Hyaluronidase breaks down HA by hydrolyzing the glucosaminidic bond between C-1 of the glucosamine moiety and C-4 of glucuronic acid. This promotes liquefaction of the vitreous. Hyaluronidase has been shown to speed clearance of diabetic vitreous hemorrhage after intravitreal injection in a randomized clinical trial.173 Intravitreal hyaluronidase may also induce PVD in diabetics. A clinical trial is evaluating the effect of hyaluronidase-induced vitreous separation on the progression of nonproliferative diabetic retinopathy.173


A 240-kilodalton (kDa) chondroitin sulfate proteoglycan is associated with the vitreoretinal interface; the greatest immunoreactivity of this proteoglycan is at the vitreous base and the optic nerve, suggesting a role in vitreoretinal adhesion. Chondroitinase lyses this proteoglycan and has been studied as an adjunct in vitrectomy. In cynomolgus monkeys and human organ donors, intravitreal injections of chondroitinase separated the vitreous from the retina without damage to the ILM.174 Chondroitinase has been studied in phase I human trials but no results have been reported yet. Chondroitinase appears to be a promising agent for pharmacologic manipulation of the vitreous.

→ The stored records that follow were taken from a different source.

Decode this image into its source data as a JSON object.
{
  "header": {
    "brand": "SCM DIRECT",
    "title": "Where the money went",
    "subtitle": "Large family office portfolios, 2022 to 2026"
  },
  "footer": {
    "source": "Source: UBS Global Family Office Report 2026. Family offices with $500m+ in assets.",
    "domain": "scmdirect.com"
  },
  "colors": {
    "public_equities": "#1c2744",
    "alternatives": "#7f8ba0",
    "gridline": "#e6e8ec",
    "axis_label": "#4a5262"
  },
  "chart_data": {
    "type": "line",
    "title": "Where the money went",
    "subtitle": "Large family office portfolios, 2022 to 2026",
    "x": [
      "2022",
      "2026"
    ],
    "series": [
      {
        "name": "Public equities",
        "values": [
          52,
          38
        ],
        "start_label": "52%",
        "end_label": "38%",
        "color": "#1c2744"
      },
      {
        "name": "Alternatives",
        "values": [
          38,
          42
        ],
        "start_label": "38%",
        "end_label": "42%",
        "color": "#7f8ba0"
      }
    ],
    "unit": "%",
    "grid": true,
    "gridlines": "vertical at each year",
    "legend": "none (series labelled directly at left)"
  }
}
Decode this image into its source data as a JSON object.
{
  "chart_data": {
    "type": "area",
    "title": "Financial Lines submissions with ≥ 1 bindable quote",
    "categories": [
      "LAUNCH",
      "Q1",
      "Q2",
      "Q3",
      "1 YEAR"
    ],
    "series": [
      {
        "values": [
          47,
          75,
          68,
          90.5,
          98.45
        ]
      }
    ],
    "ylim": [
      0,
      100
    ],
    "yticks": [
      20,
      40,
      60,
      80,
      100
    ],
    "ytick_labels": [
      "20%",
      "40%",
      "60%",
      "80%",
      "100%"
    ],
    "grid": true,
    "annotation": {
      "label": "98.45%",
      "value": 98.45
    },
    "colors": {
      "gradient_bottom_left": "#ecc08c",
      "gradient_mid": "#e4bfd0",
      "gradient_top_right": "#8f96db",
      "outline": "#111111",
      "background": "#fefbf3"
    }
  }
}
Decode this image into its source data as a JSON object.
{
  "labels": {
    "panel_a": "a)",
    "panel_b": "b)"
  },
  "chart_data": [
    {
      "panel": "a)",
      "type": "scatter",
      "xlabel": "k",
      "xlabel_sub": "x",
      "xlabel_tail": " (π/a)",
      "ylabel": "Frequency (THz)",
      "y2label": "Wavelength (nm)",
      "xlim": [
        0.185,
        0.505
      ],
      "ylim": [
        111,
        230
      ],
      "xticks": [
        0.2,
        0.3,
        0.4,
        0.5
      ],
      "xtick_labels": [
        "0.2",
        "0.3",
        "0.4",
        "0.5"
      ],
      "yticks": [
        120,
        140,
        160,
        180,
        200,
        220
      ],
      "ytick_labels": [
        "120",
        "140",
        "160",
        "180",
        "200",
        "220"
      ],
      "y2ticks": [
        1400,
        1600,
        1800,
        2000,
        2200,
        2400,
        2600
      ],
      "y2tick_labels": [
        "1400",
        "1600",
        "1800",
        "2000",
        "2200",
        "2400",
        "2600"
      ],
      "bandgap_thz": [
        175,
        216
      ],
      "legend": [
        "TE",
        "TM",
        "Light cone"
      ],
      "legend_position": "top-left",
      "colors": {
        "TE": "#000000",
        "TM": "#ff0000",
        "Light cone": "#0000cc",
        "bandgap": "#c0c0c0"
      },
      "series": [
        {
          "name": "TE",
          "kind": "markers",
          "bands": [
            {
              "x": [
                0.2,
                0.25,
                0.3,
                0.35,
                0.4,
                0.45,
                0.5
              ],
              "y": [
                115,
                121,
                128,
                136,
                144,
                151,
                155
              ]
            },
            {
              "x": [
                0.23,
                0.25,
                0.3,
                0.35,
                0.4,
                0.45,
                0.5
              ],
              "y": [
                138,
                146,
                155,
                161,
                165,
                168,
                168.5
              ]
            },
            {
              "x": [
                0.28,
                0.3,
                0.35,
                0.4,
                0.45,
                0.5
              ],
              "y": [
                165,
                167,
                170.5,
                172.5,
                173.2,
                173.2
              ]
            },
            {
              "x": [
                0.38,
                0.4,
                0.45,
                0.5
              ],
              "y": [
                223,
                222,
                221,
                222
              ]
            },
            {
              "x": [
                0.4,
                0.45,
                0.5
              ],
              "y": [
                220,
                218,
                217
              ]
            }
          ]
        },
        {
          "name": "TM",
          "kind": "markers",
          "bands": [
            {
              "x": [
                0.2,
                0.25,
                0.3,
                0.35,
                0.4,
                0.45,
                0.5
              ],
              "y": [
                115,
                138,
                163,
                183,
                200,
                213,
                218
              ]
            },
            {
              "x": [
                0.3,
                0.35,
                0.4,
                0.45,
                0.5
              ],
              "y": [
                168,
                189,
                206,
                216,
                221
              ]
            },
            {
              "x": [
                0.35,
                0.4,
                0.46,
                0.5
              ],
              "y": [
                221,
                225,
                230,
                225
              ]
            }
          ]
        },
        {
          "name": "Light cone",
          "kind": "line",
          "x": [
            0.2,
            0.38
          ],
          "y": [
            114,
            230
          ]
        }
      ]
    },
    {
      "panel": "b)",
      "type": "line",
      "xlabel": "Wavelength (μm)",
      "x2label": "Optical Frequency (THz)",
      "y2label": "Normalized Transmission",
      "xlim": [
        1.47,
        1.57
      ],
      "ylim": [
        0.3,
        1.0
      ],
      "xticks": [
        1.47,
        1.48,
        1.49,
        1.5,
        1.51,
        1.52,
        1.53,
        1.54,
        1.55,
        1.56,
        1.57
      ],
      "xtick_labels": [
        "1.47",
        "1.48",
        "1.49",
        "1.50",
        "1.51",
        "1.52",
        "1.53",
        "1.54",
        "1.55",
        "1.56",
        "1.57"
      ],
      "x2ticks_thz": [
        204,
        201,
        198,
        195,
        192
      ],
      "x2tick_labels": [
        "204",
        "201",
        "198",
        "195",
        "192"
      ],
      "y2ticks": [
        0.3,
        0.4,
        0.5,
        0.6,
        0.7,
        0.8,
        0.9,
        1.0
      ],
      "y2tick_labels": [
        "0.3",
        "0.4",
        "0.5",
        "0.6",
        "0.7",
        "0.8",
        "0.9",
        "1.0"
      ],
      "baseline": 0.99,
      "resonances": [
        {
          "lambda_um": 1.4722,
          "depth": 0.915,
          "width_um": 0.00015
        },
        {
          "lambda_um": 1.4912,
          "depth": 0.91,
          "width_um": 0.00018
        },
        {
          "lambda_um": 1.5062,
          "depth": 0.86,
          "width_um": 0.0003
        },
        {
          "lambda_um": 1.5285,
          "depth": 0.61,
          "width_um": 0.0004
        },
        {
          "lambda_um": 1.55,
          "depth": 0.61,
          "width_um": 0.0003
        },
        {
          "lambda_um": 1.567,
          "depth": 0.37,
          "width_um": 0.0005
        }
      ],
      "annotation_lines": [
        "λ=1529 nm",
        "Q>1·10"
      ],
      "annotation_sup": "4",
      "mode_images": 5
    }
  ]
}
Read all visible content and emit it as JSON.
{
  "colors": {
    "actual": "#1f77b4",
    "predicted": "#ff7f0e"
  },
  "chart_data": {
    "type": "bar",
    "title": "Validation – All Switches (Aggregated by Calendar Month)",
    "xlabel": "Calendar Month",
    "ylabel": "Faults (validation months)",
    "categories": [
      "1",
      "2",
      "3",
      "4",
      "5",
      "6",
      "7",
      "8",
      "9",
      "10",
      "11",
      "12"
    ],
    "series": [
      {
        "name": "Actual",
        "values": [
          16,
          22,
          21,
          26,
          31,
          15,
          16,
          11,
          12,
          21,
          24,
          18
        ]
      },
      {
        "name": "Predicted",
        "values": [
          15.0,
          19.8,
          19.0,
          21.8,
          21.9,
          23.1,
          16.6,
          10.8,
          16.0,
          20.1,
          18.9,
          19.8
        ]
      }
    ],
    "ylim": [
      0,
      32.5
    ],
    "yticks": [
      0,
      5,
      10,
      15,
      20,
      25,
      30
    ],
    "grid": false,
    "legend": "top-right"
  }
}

The use of plasmin, t-PA, and chondroitinase in vitrectomy surgery has demonstrated the feasibility of pharmacologically manipulating the molecular biology of the vitreous and has opened the door to an exciting new frontier in vitreoretinal surgery. Although this preliminary experience is encouraging, additional work is required before the promise of enzyme-assisted vitrectomy becomes a clinical reality.